Acerca de Ramiro...

Ramiro andava de cabeça leve quando foi passar uns

dias com a irmã Anita. Mas pra criançada de ambas as

famílias, e da vizinhança, foi uma festa, festança,

tantas as novidades surgiam e se multiplicavam, apesar

da brevidade da visita.

Belzinha caiu logo de paixão pelo segundo filho do

visitante, não o Alírio, dos cabelos negros, mas o Ado

dos poderes gregos, e pose de Rudy

Valentino, em botão. Somadas as idades, o casalzinho

não chegava a vinte anos, mas já lhes parecia soar -

em segredo, compartilhado só no olhar - a lira da

eternidade.

Fora das armações do Cupido, nos entretínhamos,

contudo, com a caçulinha da família hollywoodiana, que

se esforçava para pronunciar seu próprio nome

corretamente: Conceição da Piedade Valadade. Valadares

ainda lhe era inacessível.

Até que surge a notícia arrebatadora: Ramiro, o pai da prole

havia fugido. Fugido pela janela, assim como ao mundo viera

e, como o povoado era muito pequeno para as suas

graças, resolvera tomar o rumo do mato, adjacente, e

menos gracejante.

Os adultos e os mais crescidinhos puseram-se-lhe ao

encalço e poucos minutos depois voltavam com nosso

herói, enrolado num providencial lençol. Ou seria

virol?

A partir daquela escapada, os familiares passaram a

tomar o maior cuidado e manter o homem sob cerrada

vigilância. Menos os dous pombinhos, que arrulhavam,

arrulhavam, e outros folguedos pra si arrumavam.

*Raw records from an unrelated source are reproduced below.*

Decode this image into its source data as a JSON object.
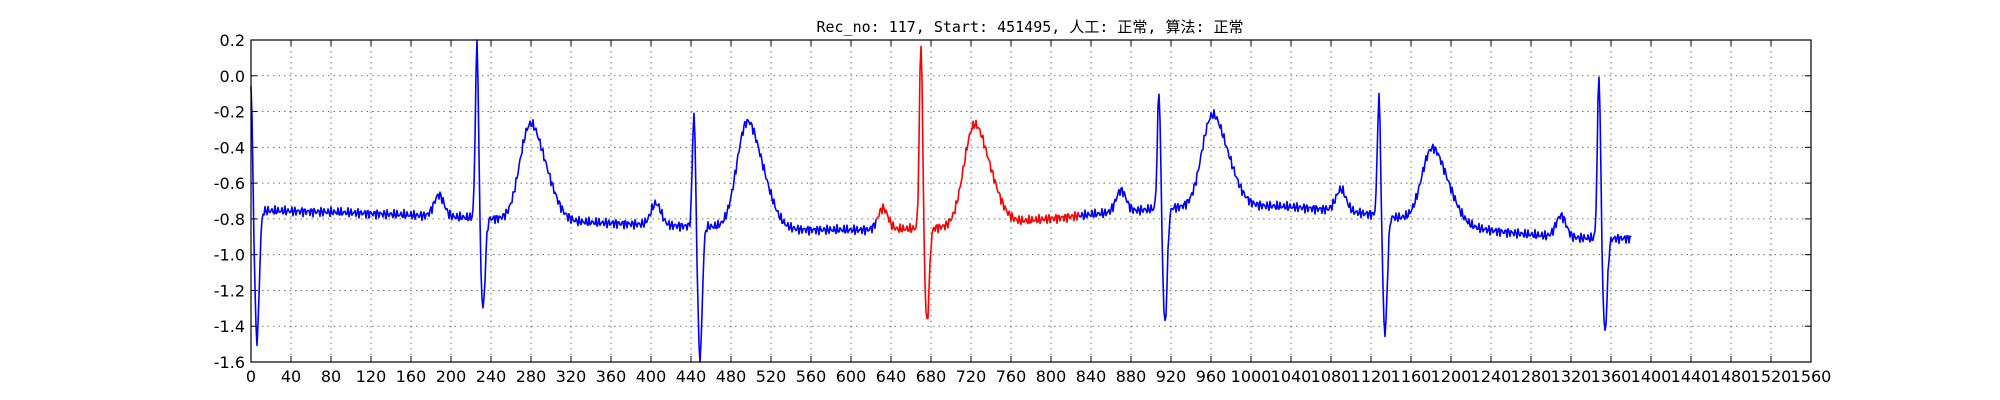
{
  "chart_data": {
    "type": "line",
    "title": "Rec_no: 117, Start: 451495, 人工: 正常, 算法: 正常",
    "xlabel": "",
    "ylabel": "",
    "xlim": [
      0,
      1560
    ],
    "ylim": [
      -1.6,
      0.2
    ],
    "grid": true,
    "x_ticks": [
      0,
      40,
      80,
      120,
      160,
      200,
      240,
      280,
      320,
      360,
      400,
      440,
      480,
      520,
      560,
      600,
      640,
      680,
      720,
      760,
      800,
      840,
      880,
      920,
      960,
      1000,
      1040,
      1080,
      1120,
      1160,
      1200,
      1240,
      1280,
      1320,
      1360,
      1400,
      1440,
      1480,
      1520,
      1560
    ],
    "x_tick_labels": [
      "0",
      "40",
      "80",
      "120",
      "160",
      "200",
      "240",
      "280",
      "320",
      "360",
      "400",
      "440",
      "480",
      "520",
      "560",
      "600",
      "640",
      "680",
      "720",
      "760",
      "800",
      "840",
      "880",
      "920",
      "960",
      "1000",
      "1040",
      "1080",
      "1120",
      "1160",
      "1200",
      "1240",
      "1280",
      "1320",
      "1360",
      "1400",
      "1440",
      "1480",
      "1520",
      "1560"
    ],
    "y_ticks": [
      0.2,
      0.0,
      -0.2,
      -0.4,
      -0.6,
      -0.8,
      -1.0,
      -1.2,
      -1.4,
      -1.6
    ],
    "y_tick_labels": [
      "0.2",
      "0.0",
      "-0.2",
      "-0.4",
      "-0.6",
      "-0.8",
      "-1.0",
      "-1.2",
      "-1.4",
      "-1.6"
    ],
    "x_data_max": 1380,
    "series": [
      {
        "color": "#0000ff",
        "segments": [
          [
            0,
            625
          ],
          [
            828,
            1380
          ]
        ]
      },
      {
        "color": "#ff0000",
        "segments": [
          [
            625,
            828
          ]
        ]
      }
    ],
    "beats": [
      {
        "r": 0,
        "amp": -0.05,
        "q": -1.48,
        "p": -1.5
      },
      {
        "r": 226,
        "amp": 0.2,
        "q": -1.3,
        "p": -0.19
      },
      {
        "r": 443,
        "amp": -0.19,
        "q": -1.58,
        "p": -0.17
      },
      {
        "r": 670,
        "amp": 0.2,
        "q": -1.38,
        "p": -0.22
      },
      {
        "r": 908,
        "amp": -0.07,
        "q": -1.39,
        "p": -0.17
      },
      {
        "r": 1128,
        "amp": -0.1,
        "q": -1.44,
        "p": -0.31
      },
      {
        "r": 1348,
        "amp": 0.02,
        "q": -1.43,
        "p": -0.86
      }
    ]
  }
}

Restabelecido, e o susto já ido, Ramiro, do lado da

rua, vem conversar com papai, no nosso quintal, só com

uma telinha de arame fino a separá-los. Como se nada

tivesse acontecido, trocaram amenidades, argumentaram

e até filosofaram, para o gáudio da meninada que se

reuniu em volta, dos dois lados da cerca. Parecia

haver perdido a leveza a cabeça do Ramiro, todavia seu

pesado pé, ornado por um sapato marrom, deixou marca

indelével naquela cerquinha, que se abaulou de vez.

Fiquei brabo - mas só depois. E o externei a papai,

dizendo que ele devia cobrar o prejuízo ao Ramiro por

ter estragado a nossa cerca. O velho me olhou e

perguntou: tá ocê também de cabeça leve?